Bakers must essentially plan for anything these days, and that’s where Custom Foods’ diversity comes in handy.

“We try to make predictions based on what’s going on right now, but it’s a fluid situation, and things change every day in this COVID environment,” Mr. Hart said.

Custom Foods will do that with the modular, totally mobile design of the new bread line. If any part of production goes down, components can be transported to the pizza line to keep production moving.

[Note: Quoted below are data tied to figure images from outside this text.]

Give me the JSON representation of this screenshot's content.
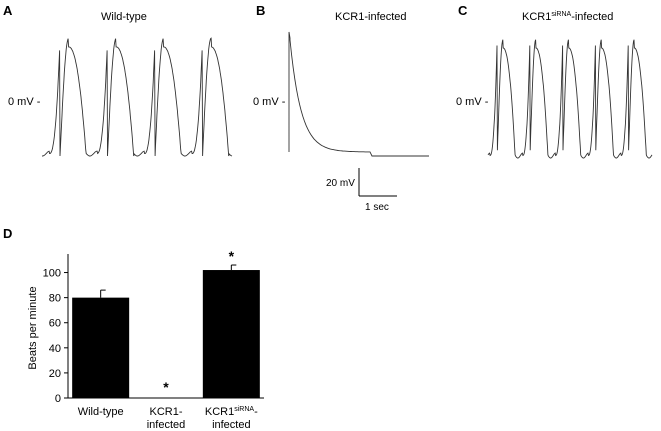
{
  "panels": {
    "a": {
      "letter": "A",
      "title": "Wild-type",
      "zero_label": "0 mV -"
    },
    "b": {
      "letter": "B",
      "title": "KCR1-infected",
      "zero_label": "0 mV -"
    },
    "c": {
      "letter": "C",
      "title_main": "KCR1",
      "title_sup": "siRNA",
      "title_rest": "-infected",
      "zero_label": "0 mV -"
    },
    "scale_bar": {
      "voltage": "20 mV",
      "time": "1 sec"
    },
    "d": {
      "letter": "D"
    }
  },
  "chart_data": [
    {
      "type": "line",
      "panel": "A",
      "title": "Wild-type",
      "description_series": "action potential trace",
      "beats_shown": 4
    },
    {
      "type": "line",
      "panel": "B",
      "title": "KCR1-infected",
      "beats_shown": 1
    },
    {
      "type": "line",
      "panel": "C",
      "title": "KCR1siRNA-infected",
      "beats_shown": 5
    },
    {
      "type": "bar",
      "panel": "D",
      "ylabel": "Beats per minute",
      "ylim": [
        0,
        110
      ],
      "yticks": [
        0,
        20,
        40,
        60,
        80,
        100
      ],
      "categories": [
        {
          "line1": "Wild-type",
          "line2": ""
        },
        {
          "line1": "KCR1-",
          "line2": "infected"
        },
        {
          "line1_main": "KCR1",
          "line1_sup": "siRNA",
          "line1_rest": "-",
          "line2": "infected"
        }
      ],
      "values": [
        80,
        0,
        102
      ],
      "errors": [
        6,
        0,
        4
      ],
      "significance": [
        "",
        "*",
        "*"
      ]
    }
  ]
}
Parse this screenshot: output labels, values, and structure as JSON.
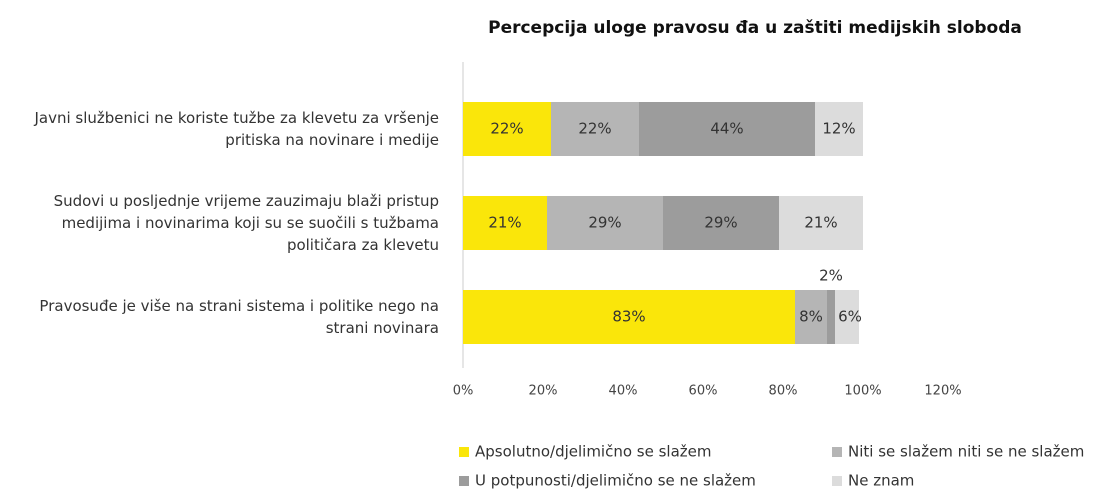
{
  "chart_data": {
    "type": "stacked-bar-horizontal",
    "title": "Percepcija uloge pravosu đa u zaštiti medijskih sloboda",
    "categories": [
      "Javni službenici ne koriste tužbe za klevetu za vršenje pritiska na novinare i medije",
      "Sudovi u posljednje vrijeme zauzimaju blaži pristup medijima i novinarima koji su se suočili s tužbama političara za klevetu",
      "Pravosuđe je više na strani sistema i politike nego na strani novinara"
    ],
    "series": [
      {
        "name": "Apsolutno/djelimično se slažem",
        "color": "#fae60a",
        "values": [
          22,
          21,
          83
        ],
        "value_labels": [
          "22%",
          "21%",
          "83%"
        ]
      },
      {
        "name": "Niti se slažem niti se ne slažem",
        "color": "#b5b5b5",
        "values": [
          22,
          29,
          8
        ],
        "value_labels": [
          "22%",
          "29%",
          "8%"
        ]
      },
      {
        "name": "U potpunosti/djelimično se ne slažem",
        "color": "#9c9c9c",
        "values": [
          44,
          29,
          2
        ],
        "value_labels": [
          "44%",
          "29%",
          "2%"
        ]
      },
      {
        "name": "Ne znam",
        "color": "#dcdcdc",
        "values": [
          12,
          21,
          6
        ],
        "value_labels": [
          "12%",
          "21%",
          "6%"
        ]
      }
    ],
    "xlim": [
      0,
      120
    ],
    "xticks": [
      {
        "value": 0,
        "label": "0%"
      },
      {
        "value": 20,
        "label": "20%"
      },
      {
        "value": 40,
        "label": "40%"
      },
      {
        "value": 60,
        "label": "60%"
      },
      {
        "value": 80,
        "label": "80%"
      },
      {
        "value": 100,
        "label": "100%"
      },
      {
        "value": 120,
        "label": "120%"
      }
    ]
  }
}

That’s the destroyer mentality at work.

"We have to stay diversified. So many bakeries are weighted so heavily in their portfolio with one or two items, and if that thing goes away, you’re in big trouble.”

Ethan Hart, Custom Foods

“We’re designing this bakery so we can do creative things like that in case something catastrophic happens,” Mr. Hart said. “We’ve always got that built-in plan where we can transform some of the equipment, pivot and still produce for customers without an interruption in their supply chain.”

That’s always been the Custom Foods way. In fact, plans are underway for an additional 20,000-square-foot warehouse space to be built next door, and in the next three years, the company plans to transform the existing 10,000-square-foot warehouse into production space. In the 2015 expansion, the space was designed with the plumbing and electrical networks built in, so when the time comes, it will just be a matter of moving the equipment — most likely another new fully automated pizza line and the current system for par-baked products — into the space.

Despite any uncertainty of the future, this bakery plans to forge ahead.

“It’s still about growth, development and expansion,” Mr. Hurt said. “This is not a conservative ‘batten down the hatches’ approach at all. Where we were and where we want to be is the same as it was six or nine months ago. How we get there might be slightly different, or some of the executional components might be different, but as it relates to our goals and vision, we are still aligned. We’re marching ahead to fulfill that.”